Targetin is a folate conjugated analogue of Noscapine, that efficiently binds to tubulin, modulate microtubule dynamicity [15] and unlike parental Noscapine, suppresses the growth of pediatric glioma cells at much reduced doses. Consistent with the pre-clinical mechanistic activity of other Noscapinoids [13,14], in pediatric glioma cells, Targetin progressively induced the accumulation of cells in the S and G2M phases of the cell cycle which coincided with decreased DNA synthesis (proliferation) and the appearance of mitotic phenotypes with disrupted microtubule network. Alterations in the microtubule organisation ultimately leads to growth arrest and apoptosis [24] which in the case of Targetin, was associated with the increased externalizations of phosphatidyl serine and mitochondrial membrane depolarization in pediatric glioma cells. The delay in cellular transition within the DNA replication and mitotic phases coupled with Targetin-mediated induction of apoptosis, profoundly impaired DNA synthesis, cell viability, cell proliferation and anchorage independent growth of both low and high grade pediatric glioma cell lines.

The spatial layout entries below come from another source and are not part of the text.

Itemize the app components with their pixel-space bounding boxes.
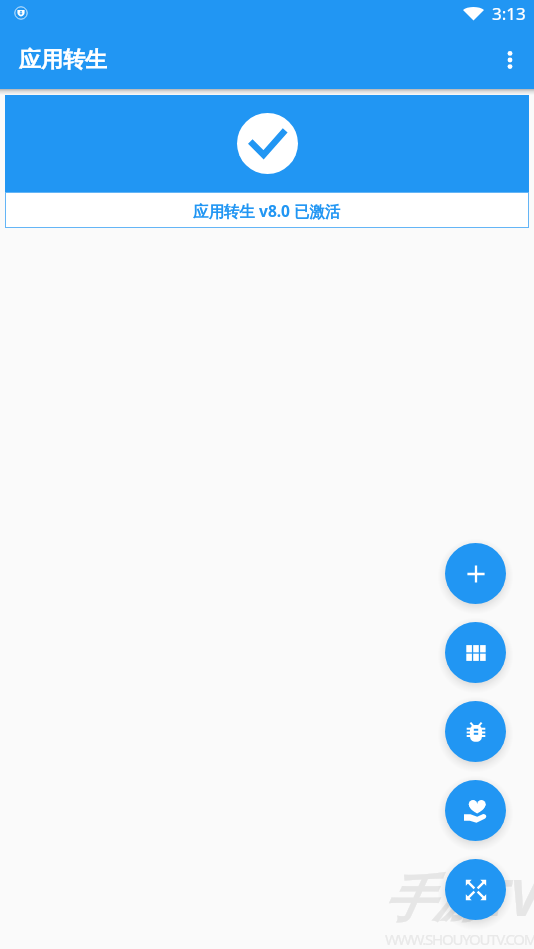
- button[interactable]: Apps: [445, 622, 506, 683]
- button[interactable]: 应用转生 v8.0 已激活: [5, 95, 529, 228]
- button[interactable]: Fullscreen: [445, 859, 506, 920]
- staticText: 手游TV: [383, 863, 534, 931]
- button[interactable]: More options: [486, 36, 534, 84]
- button[interactable]: Add: [445, 543, 506, 604]
- staticText: 应用转生: [19, 46, 107, 74]
- button[interactable]: Donate: [445, 780, 506, 841]
- staticText: 应用转生 v8.0 已激活: [193, 200, 341, 221]
- staticText: 3:13: [492, 2, 526, 25]
- staticText: WWW.SHOUYOUTV.COM: [385, 929, 534, 949]
- button[interactable]: Bug report: [445, 701, 506, 762]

Targetin also significantly reduced the migratory and invasive potentials of pediatric gliomas. A decrease in cell motility and invasion can be triggered by a disruption in the tubulin cytoskeleton which in a normal state orchestrates several facets of cell motility [25]. Alternatively, the decreased expression of pro-migratory genes including PDGFRA, as seen in both the pilocytic and glioblastoma cell line treated with Targetin, could influence the overall migratory/invasive properties of these cells. Prior evidence also indicated that an attenuation of microtubule dynamics is regulated via the MAPK signalling cascade [12]. Indeed, we identified Targetin diminishes the expression of several downstream targets like MAP2K6, MAPK8, MAPK12 and mTOR of the MAPK pathway in our panel of pediatric glioma cell lines. Since focal amplification of PDGFRA and the constitutive activation of the MAPK pathway are the most predominant aberrations among both pediatric low and high grade gliomas [4-6], inhibition of the biological signals emerging from these pathways by the microtubule modulating compound Targetin, fulfills promises for improved targeted therapies in the treatment of pediatric gliomas.

5. CONCLUSION

In summary, we have synthesized a new and more potent derivative of Noscapine, known as Targetin, by conjugating a folate ligand at the C6 position of Noscapine. Our studies have further overwhelmingly demonstrated high efficacies with the use of Targetin to treat both low and high grade pediatric gliomas, using our panel of glioma cell lines. These precursory findings from this study justify the need for future in-vivo pre-clinical studies in model organisms as well as clinical trials among pediatric patients with gliomas.